Bu toplum olayların aslını nasıl öğrenecek? 

İnternet sıkı denetim altında. Muhalif bütün basın-yayın organları kapatılmış. Ortada olanlar havuzlaştırılmış. Muhalif görünümlü bazı sol yayın organları ise AKP ile aynı ağza sahip. 

Televizyondan başka haber kaynağı olmayan, araştırma becerisi bulunmayan geniş kesim gerçeklere nasıl uyanacak?

Cezaevlerinde anaların, bebelerin olduğundan haberi olmayanlar var. Bazıları: “Allah Allah… o kadar eğitimli/başörtülü kadın mı var hapislerde?” diyor. Bazıları her gün aynı şeyleri duya duya yüzbinlerce insanın “terörist” olduğuna inandırılmış. “Yapmışlar bir şey ki devlet onları hapse atıyor!” diyorlar. Hapiste ilacı verilmediği için ölenleri, işkenceleri duymamışlar. Hırsızlık düzeninin derinliğinden, kamu kaynaklarını iç etmenin boyutlarından da haberleri yok. Kurulan “mafya düzeni” ancak kendisine dokunursa haberdar oluyor insanlar. Haberi olanlar da inanmamak için kendini ikna ediyor. “Bu kadar değildir, mübalağa ediyorsunuz” diyerek olaya naif yaklaşıyor. 

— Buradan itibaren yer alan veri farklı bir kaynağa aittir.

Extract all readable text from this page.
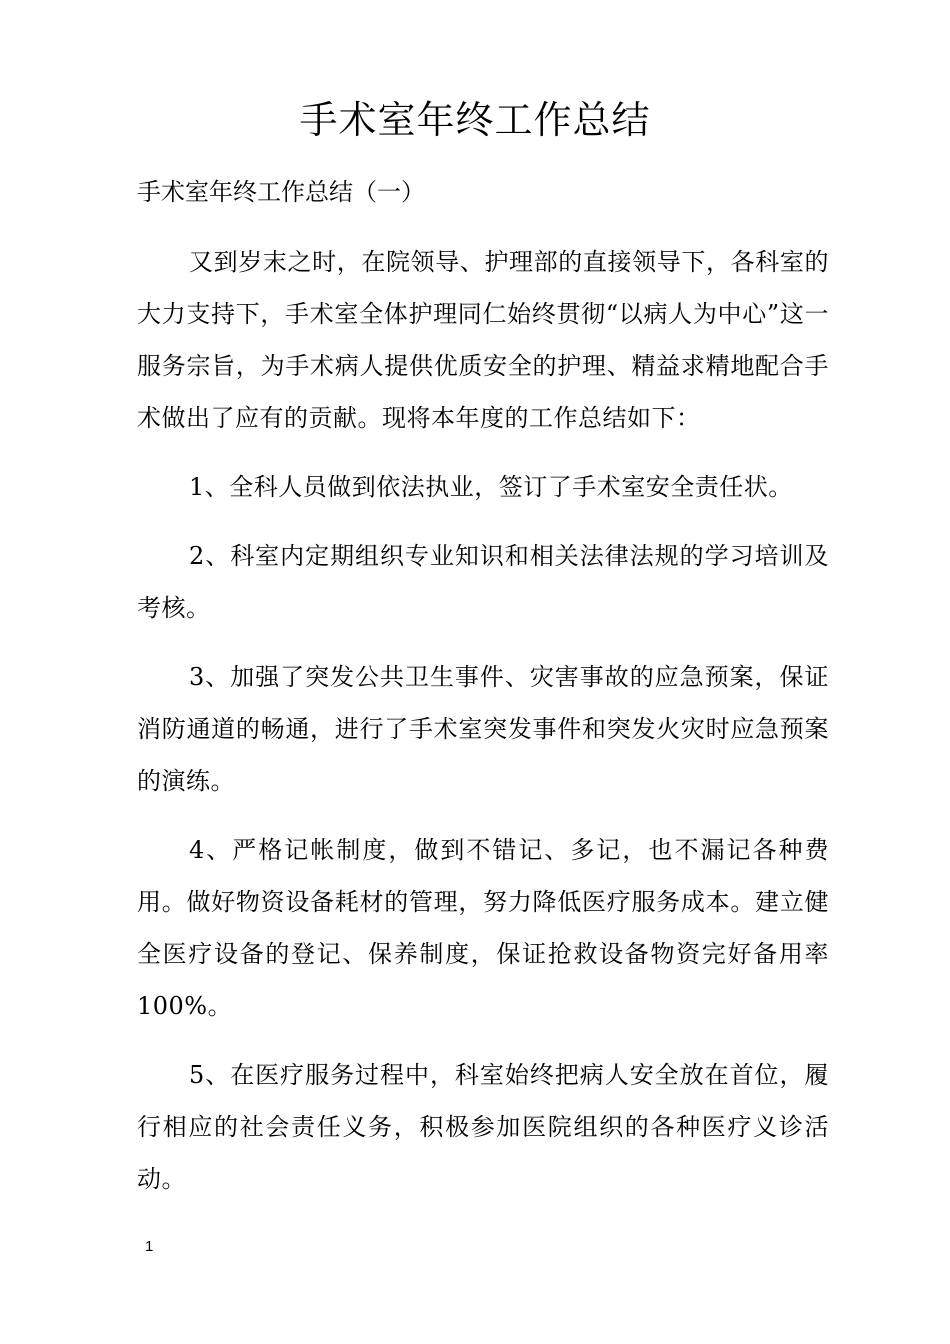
手术室年终工作总结

手术室年终工作总结（一）

又到岁末之时，在院领导、护理部的直接领导下，各科室的大力支持下，手术室全体护理同仁始终贯彻“以病人为中心”这一服务宗旨，为手术病人提供优质安全的护理、精益求精地配合手术做出了应有的贡献。现将本年度的工作总结如下：

1、全科人员做到依法执业，签订了手术室安全责任状。

2、科室内定期组织专业知识和相关法律法规的学习培训及考核。

3、加强了突发公共卫生事件、灾害事故的应急预案，保证消防通道的畅通，进行了手术室突发事件和突发火灾时应急预案的演练。

4、严格记帐制度，做到不错记、多记，也不漏记各种费用。做好物资设备耗材的管理，努力降低医疗服务成本。建立健全医疗设备的登记、保养制度，保证抢救设备物资完好备用率100%。

5、在医疗服务过程中，科室始终把病人安全放在首位，履行相应的社会责任义务，积极参加医院组织的各种医疗义诊活动。

1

En yakınlarımızın duyarsızlığı bizi en çok vuruyor. İktidarı destekleyen ama sevdiğim arkadaşlarıma, akrabalarıma: “Büyük bir zulüm var. Birilerini sevmiyor, yolunu doğru bulmuyor olabilirsiniz. Ama yarın mazlumların hak talebiyle karşılaşmamak için en azından zalime destek olmayın, kalben meyletmeyin!” diyerek nezaketle uyarmaya çalıştım. Bazılarına saatlerce anlattım; tarafsız/nötr kalmaya bile ikna edemedim. Öyle olunca doğal olarak moralimiz bozuluyor. Bu toplum nasıl değişecek, bazı gerçekleri nasıl görecek diye üzülüyoruz. Emeklerin boşa gittiğini düşünüyoruz. 

İnsanoğlu sabırsız. Her çabasının karşılığı hemen görünsün istiyor. Ama sebepler dünyasında tohumu toprağa gömüyorsunuz, üzerinden mevsimlerin, soğukların geçmesi gerekiyor ki filiz başını çıkarsın. Yanması gerekiyor ki başak olgunlaşsın. Umutsuzluk psikolojisi içinde: “bir dane-i hakikat batmanlarla yalanı yakar, kül eder” gerçeğini göz ardı ediyoruz.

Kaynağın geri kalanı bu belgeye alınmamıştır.